We tend to listen to a new album for seven days and then Friday rolls around again and we're onto the next, and because of this we're in danger of losing the album forever.

Putting singles, playlists, EPs and mixtapes to the back of our minds for 24 hours, we caught up with singer/songwriter Aloe Blacc who shared his thoughts on the album and highlighted a complete body of work by someone he refers to as an artivist.


"I’m a fan of the album and I’m a fan of singles," says Aloe. "It's because I like making singles that don’t have to stand with a body of work, but also because I grew up with albums and making albums. I’m not so much a playlist kinda guy.

"A good album is gold. I loved what J Dilla and Slum Village would do on their albums where you couldn’t tell where one track ended and the other track started. That was brilliant to me. I always wanted to make albums that way."

After discussing the way in which Prince, Marvin Gaye and The-Dream all made albums, because of the way in which their tracks would roll from one into another, Aloe starts to name a few newer albums that have caught his attention as of late.


"I enjoyed the most recent one by Gregory Porter," he says referring to the jazz heavyweight's 2017 album, Nat King Cole & Me. "I also like the new Georgia Anne Muldrow album that she's about to put out, I got it early. She used to be on Stones Throw (the same record label as Aloe) for a small time. She has a new album called Overload coming in a couple of weeks."

Then tasking him to answer the ultimate question: what is your favourite album of all-time? He digs deeps into the archives and pulls out a gem.

"I think it would be Eugene McDaniels Headless Heroes of the Apocalypse," he explains. "We hear it sampled on a lot of 80s and 90s Hip Hop but it wasn’t very popular during its time because it was banned by the Nixon administration. 

"So Atlantic Records, Ahmet Ertegün, they got a call from the White House saying, 'You’ve got to stop promoting this record, take it off the shelves.' So the guy that wrote it basically lost his career. But it’s one of the best albums. It’s funk, jazz and soul from a psychedelic standpoint."

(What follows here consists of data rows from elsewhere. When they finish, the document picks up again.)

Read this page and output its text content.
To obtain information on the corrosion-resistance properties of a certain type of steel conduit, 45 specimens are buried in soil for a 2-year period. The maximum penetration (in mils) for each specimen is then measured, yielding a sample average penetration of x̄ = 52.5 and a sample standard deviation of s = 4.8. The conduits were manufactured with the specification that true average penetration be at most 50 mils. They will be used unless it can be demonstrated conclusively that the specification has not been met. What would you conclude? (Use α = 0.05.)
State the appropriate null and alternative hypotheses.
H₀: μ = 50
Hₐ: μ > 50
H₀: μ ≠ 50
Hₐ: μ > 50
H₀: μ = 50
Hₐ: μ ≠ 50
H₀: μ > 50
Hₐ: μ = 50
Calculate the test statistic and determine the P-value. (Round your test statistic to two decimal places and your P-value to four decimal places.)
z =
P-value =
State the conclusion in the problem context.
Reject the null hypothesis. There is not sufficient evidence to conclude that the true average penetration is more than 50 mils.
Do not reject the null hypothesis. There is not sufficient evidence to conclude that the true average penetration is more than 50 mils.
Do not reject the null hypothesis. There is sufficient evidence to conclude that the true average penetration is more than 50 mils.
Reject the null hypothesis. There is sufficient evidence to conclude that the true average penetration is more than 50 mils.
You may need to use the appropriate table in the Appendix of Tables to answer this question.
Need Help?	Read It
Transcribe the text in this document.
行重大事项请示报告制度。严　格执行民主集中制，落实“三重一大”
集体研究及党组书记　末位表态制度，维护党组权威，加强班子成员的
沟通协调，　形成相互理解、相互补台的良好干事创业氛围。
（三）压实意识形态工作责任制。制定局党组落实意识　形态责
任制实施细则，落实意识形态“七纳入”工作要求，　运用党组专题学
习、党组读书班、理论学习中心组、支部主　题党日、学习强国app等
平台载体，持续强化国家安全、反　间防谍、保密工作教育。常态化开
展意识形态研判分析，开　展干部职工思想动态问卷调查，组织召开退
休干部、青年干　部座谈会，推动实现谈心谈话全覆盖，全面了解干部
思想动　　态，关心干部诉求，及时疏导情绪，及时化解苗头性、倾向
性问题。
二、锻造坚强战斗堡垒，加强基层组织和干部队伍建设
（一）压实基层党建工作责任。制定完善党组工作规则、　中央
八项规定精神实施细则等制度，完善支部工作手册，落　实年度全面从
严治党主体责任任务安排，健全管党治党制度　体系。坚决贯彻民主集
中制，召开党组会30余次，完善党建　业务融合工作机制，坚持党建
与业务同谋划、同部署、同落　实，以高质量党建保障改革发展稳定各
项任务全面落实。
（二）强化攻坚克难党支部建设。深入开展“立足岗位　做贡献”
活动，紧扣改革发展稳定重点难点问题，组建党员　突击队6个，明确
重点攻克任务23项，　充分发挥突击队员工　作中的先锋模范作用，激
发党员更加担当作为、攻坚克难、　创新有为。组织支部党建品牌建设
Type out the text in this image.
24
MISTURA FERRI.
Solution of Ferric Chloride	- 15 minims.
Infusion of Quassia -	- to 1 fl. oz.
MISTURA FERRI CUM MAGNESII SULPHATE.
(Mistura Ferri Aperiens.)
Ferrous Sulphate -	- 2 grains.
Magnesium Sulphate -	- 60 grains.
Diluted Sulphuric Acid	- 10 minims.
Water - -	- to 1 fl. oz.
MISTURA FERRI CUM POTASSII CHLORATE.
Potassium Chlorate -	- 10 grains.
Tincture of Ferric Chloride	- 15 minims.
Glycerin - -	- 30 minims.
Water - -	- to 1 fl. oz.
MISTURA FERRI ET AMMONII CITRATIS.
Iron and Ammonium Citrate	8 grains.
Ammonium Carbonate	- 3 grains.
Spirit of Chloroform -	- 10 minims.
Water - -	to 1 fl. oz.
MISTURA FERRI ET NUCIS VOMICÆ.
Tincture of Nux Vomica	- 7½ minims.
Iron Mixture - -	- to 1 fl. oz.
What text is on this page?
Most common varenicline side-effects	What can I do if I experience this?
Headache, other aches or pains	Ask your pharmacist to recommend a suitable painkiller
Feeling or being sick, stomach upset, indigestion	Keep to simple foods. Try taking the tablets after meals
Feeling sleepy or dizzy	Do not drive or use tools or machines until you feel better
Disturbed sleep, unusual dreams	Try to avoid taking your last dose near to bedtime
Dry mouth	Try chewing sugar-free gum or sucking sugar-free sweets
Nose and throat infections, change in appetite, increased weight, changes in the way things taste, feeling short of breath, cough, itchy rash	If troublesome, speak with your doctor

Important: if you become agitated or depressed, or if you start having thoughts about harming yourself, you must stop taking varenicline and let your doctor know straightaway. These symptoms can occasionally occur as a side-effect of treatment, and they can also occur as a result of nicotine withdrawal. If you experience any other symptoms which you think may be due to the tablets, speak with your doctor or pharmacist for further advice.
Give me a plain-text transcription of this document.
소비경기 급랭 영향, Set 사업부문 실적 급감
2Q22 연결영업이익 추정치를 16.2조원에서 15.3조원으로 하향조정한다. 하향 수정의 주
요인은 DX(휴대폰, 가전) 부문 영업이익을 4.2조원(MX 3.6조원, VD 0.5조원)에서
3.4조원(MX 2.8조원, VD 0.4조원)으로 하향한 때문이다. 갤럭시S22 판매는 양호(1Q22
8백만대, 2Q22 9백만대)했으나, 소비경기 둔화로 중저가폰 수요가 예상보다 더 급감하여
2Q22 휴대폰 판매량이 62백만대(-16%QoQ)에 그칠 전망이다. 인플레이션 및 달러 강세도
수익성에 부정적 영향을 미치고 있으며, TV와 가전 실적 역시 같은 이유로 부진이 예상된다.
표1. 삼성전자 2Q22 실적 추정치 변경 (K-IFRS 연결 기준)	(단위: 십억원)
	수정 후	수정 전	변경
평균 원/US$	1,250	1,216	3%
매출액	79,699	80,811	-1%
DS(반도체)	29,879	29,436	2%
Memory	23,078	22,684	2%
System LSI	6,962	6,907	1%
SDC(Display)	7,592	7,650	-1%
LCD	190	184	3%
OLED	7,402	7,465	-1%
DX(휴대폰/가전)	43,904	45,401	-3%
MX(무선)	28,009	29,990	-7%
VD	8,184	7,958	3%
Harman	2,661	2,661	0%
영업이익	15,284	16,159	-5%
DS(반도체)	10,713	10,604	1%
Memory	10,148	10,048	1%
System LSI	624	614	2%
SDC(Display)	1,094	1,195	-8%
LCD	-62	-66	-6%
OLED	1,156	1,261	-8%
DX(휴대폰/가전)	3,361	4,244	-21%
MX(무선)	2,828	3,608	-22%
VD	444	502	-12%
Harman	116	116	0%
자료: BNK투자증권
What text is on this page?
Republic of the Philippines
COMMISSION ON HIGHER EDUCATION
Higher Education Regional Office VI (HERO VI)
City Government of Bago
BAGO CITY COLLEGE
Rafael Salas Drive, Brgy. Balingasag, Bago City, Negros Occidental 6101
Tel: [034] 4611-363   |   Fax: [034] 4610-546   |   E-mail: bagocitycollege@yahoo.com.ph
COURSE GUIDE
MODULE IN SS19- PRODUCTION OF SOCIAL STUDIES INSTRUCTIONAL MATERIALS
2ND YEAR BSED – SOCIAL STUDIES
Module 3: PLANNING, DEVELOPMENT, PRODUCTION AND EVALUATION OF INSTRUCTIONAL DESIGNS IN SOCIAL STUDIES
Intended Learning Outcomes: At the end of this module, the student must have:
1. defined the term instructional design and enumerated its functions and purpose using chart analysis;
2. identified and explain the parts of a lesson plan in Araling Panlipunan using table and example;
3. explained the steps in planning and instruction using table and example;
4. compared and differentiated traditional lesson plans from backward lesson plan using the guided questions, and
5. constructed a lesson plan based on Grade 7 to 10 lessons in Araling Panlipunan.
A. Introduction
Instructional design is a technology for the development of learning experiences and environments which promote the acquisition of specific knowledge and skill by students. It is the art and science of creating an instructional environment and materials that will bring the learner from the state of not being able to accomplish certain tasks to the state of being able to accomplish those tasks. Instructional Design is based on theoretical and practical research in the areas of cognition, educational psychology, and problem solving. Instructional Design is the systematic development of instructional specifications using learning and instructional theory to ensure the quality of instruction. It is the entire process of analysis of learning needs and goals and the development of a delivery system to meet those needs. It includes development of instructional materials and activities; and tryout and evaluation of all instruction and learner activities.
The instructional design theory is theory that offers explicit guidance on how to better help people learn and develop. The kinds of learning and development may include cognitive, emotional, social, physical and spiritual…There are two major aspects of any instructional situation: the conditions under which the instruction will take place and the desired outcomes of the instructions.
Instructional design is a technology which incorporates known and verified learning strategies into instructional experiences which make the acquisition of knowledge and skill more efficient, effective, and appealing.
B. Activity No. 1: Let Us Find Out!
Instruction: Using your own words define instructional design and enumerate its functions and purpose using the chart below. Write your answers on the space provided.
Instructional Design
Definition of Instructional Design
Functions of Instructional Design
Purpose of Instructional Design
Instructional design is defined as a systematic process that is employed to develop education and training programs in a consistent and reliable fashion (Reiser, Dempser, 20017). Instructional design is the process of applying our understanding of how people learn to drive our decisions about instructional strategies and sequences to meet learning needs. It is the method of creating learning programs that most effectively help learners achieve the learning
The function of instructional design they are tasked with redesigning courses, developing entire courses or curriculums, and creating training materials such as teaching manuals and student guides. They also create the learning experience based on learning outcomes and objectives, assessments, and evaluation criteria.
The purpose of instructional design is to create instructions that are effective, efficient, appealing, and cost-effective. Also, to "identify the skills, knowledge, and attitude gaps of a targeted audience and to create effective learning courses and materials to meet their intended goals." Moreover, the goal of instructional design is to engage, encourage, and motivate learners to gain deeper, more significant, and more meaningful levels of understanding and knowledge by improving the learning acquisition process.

Explaining why it was banned by the President and his administration at the time, Aloe adds: "It was the lyrics. He was telling everything that was real, it was way too conscious. He was basically like a Gil Scott-Heron, and in my opinion a much better version. Gil Scott-Heron is great. Eugene McDaniels was better than great, he was brilliant.

"And in comparison to What’s Going On, it was 10 times more potent in terms of lyrical content. Instead of asking what’s going on? he was saying what’s going on and that’s the difference between artivism and just art. He was an artivist."